At the macro level it is viewed most clearly in the grand separation of the Church into pre- and post-Vatican II eras, as if we made a clean break with the past and started afresh after the Council. The intermediate level is most evident in the general divorce of lex orandi (right worship) from lex credendi (right belief). At the micro or working level it dictates the everyday absurdities we suffer, whereby a priest's doctrinal dissent or scandalous sexual improprieties, for instance, pose no barrier to his bishop allowing him to exercise his marvellous communication skills in the domains of media or religious education and formation.
Compartmentalising cuts away the thread connecting every facet of Catholic sacramental and social life and leaves a prelate blind to the contradictions he mouths, acts out and carries in his very soul. It is the new schismatic form which, of its nature, ruptures the unity of the Faith, yet in a private way without effecting a formal canonical break with Rome. It evokes, paradoxically, a private schism with a very public, almost manic, face. It can be heard in the special pleading of the English bishops that "England is a special case," permitting them, therefore, to do their own thing in isolation from the universal Church. It is clearly evident in the critiques which follow.
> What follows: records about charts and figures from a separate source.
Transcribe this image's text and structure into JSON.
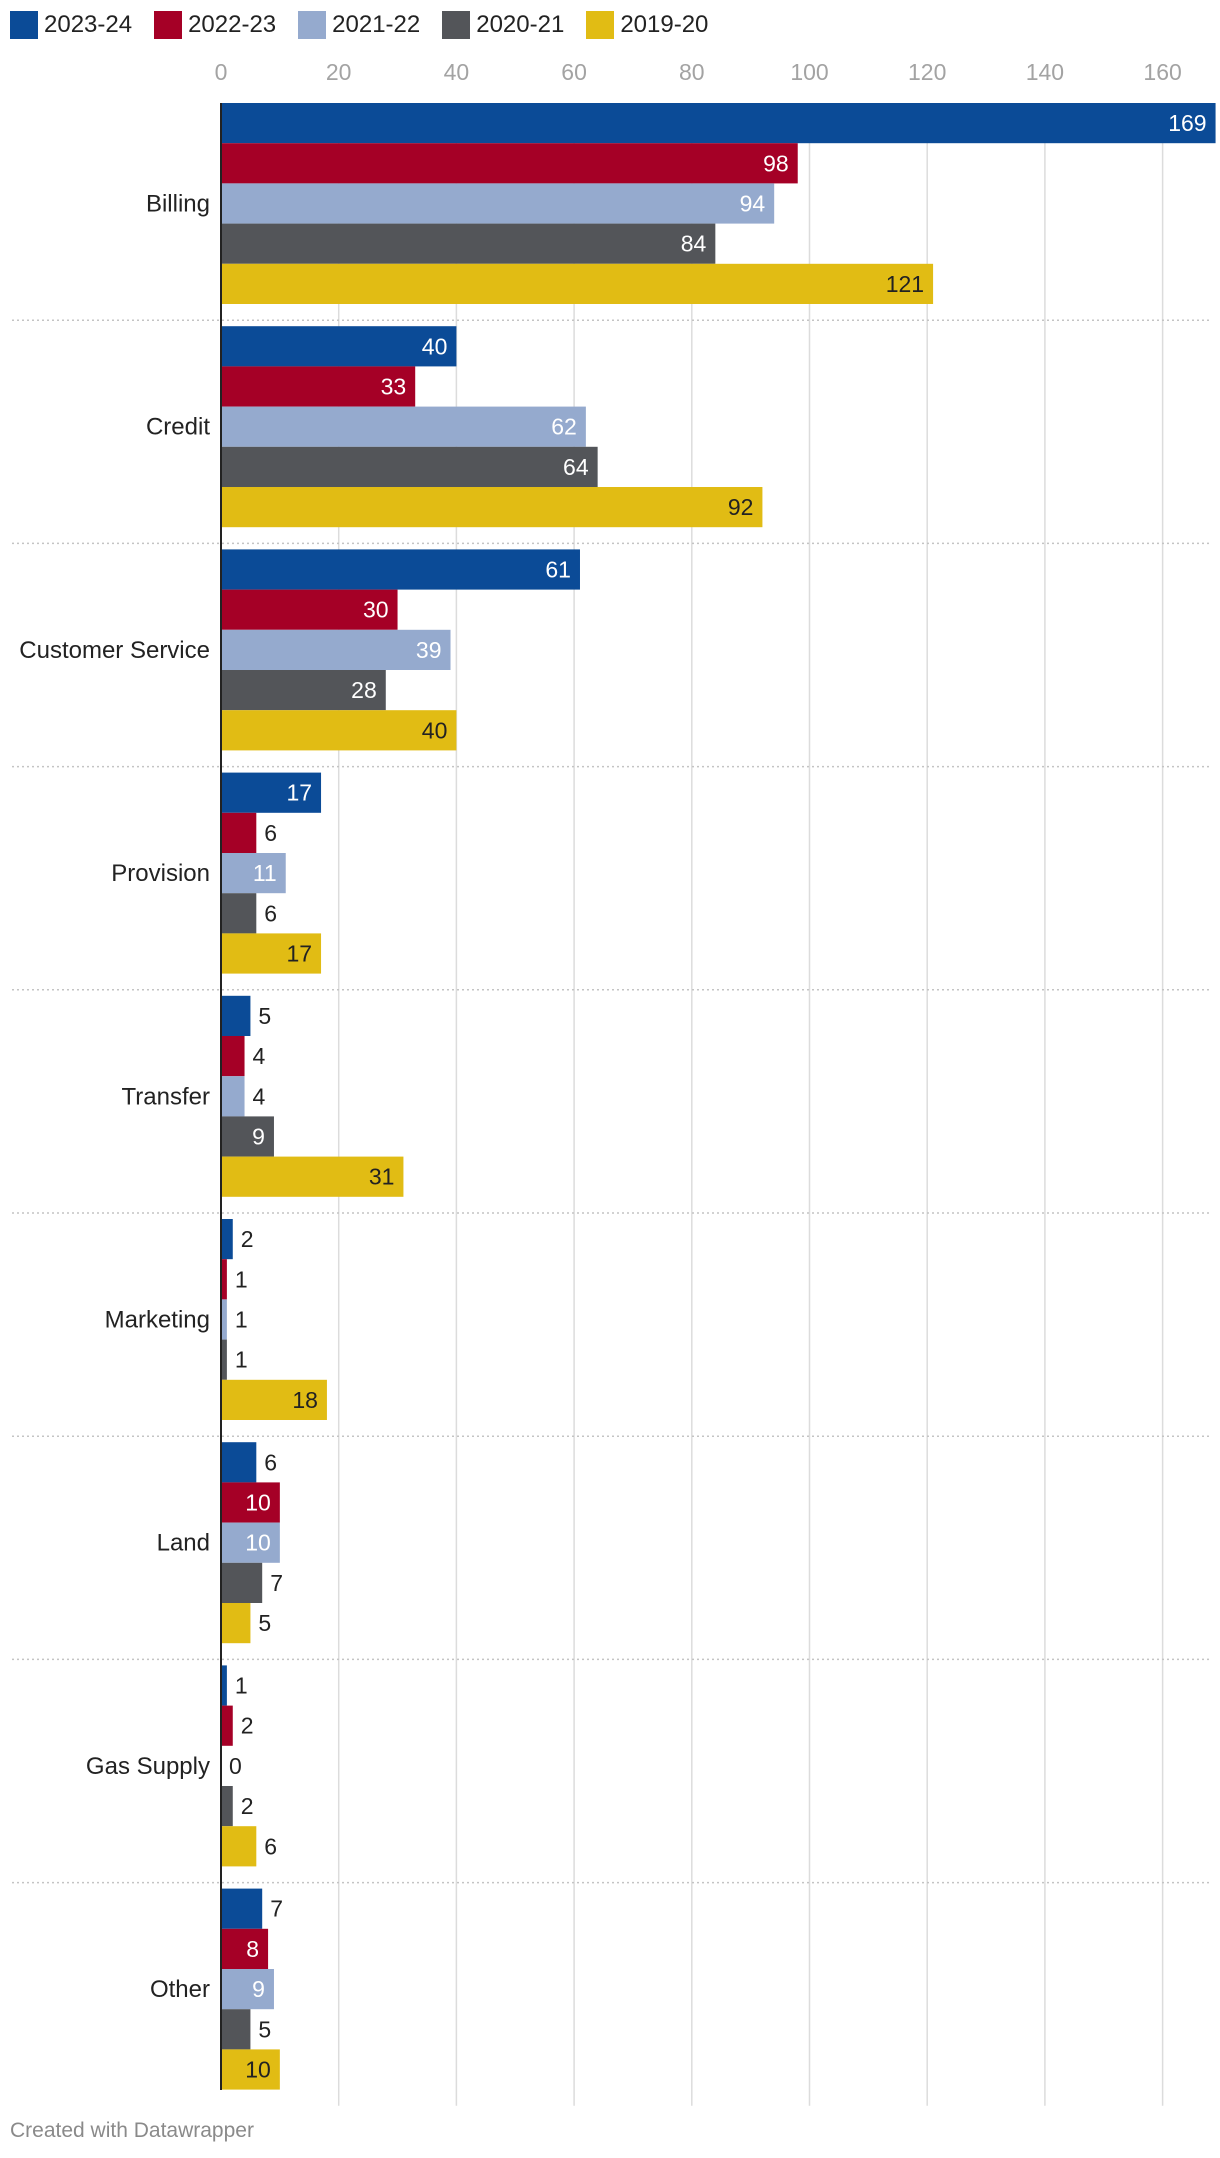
{
  "legend": [
    {
      "label": "2023-24",
      "color": "#0b4b97"
    },
    {
      "label": "2022-23",
      "color": "#a50026"
    },
    {
      "label": "2021-22",
      "color": "#95aace"
    },
    {
      "label": "2020-21",
      "color": "#535559"
    },
    {
      "label": "2019-20",
      "color": "#e1bc14"
    }
  ],
  "chart_data": {
    "type": "bar",
    "orientation": "horizontal",
    "title": "",
    "xlabel": "",
    "ylabel": "",
    "xlim": [
      0,
      169
    ],
    "x_ticks": [
      0,
      20,
      40,
      60,
      80,
      100,
      120,
      140,
      160
    ],
    "x_tick_labels": [
      "0",
      "20",
      "40",
      "60",
      "80",
      "100",
      "120",
      "140",
      "160"
    ],
    "categories": [
      "Billing",
      "Credit",
      "Customer Service",
      "Provision",
      "Transfer",
      "Marketing",
      "Land",
      "Gas Supply",
      "Other"
    ],
    "series": [
      {
        "name": "2023-24",
        "color": "#0b4b97",
        "label_color": "#ffffff",
        "values": [
          169,
          40,
          61,
          17,
          5,
          2,
          6,
          1,
          7
        ]
      },
      {
        "name": "2022-23",
        "color": "#a50026",
        "label_color": "#ffffff",
        "values": [
          98,
          33,
          30,
          6,
          4,
          1,
          10,
          2,
          8
        ]
      },
      {
        "name": "2021-22",
        "color": "#95aace",
        "label_color": "#ffffff",
        "values": [
          94,
          62,
          39,
          11,
          4,
          1,
          10,
          0,
          9
        ]
      },
      {
        "name": "2020-21",
        "color": "#535559",
        "label_color": "#ffffff",
        "values": [
          84,
          64,
          28,
          6,
          9,
          1,
          7,
          2,
          5
        ]
      },
      {
        "name": "2019-20",
        "color": "#e1bc14",
        "label_color": "#222222",
        "values": [
          121,
          92,
          40,
          17,
          31,
          18,
          5,
          6,
          10
        ]
      }
    ],
    "grid": true,
    "legend_position": "top-left"
  },
  "footer": {
    "credit": "Created with Datawrapper"
  }
}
If Satan is the underlying source of this contemporary blindness which afflicts our Fathers in the Faith, who have compromised their high calling in so many ways, his handiwork is never more apparent than in the dogged refusal of our compartmentalised bishops to admit that they have been led by the nose into a new church which they have made their own. A seductive, counterfeit faith to which they cling furiously without the slightest inclination of undertaking robust orthodox reform of themselves or their rapidly disappearing dioceses. And so I have no doubt that the Bishop of Rochester's life, attitude and worldview recounted herein will seem to them 'pre-Vatican II'; mediaeval; incomprehensible. For their preferred epsicopal role models, you see, are the likes of Basil Hume and Cahal Daly! May God have mercy on them all! St. John Fisher, pray for us!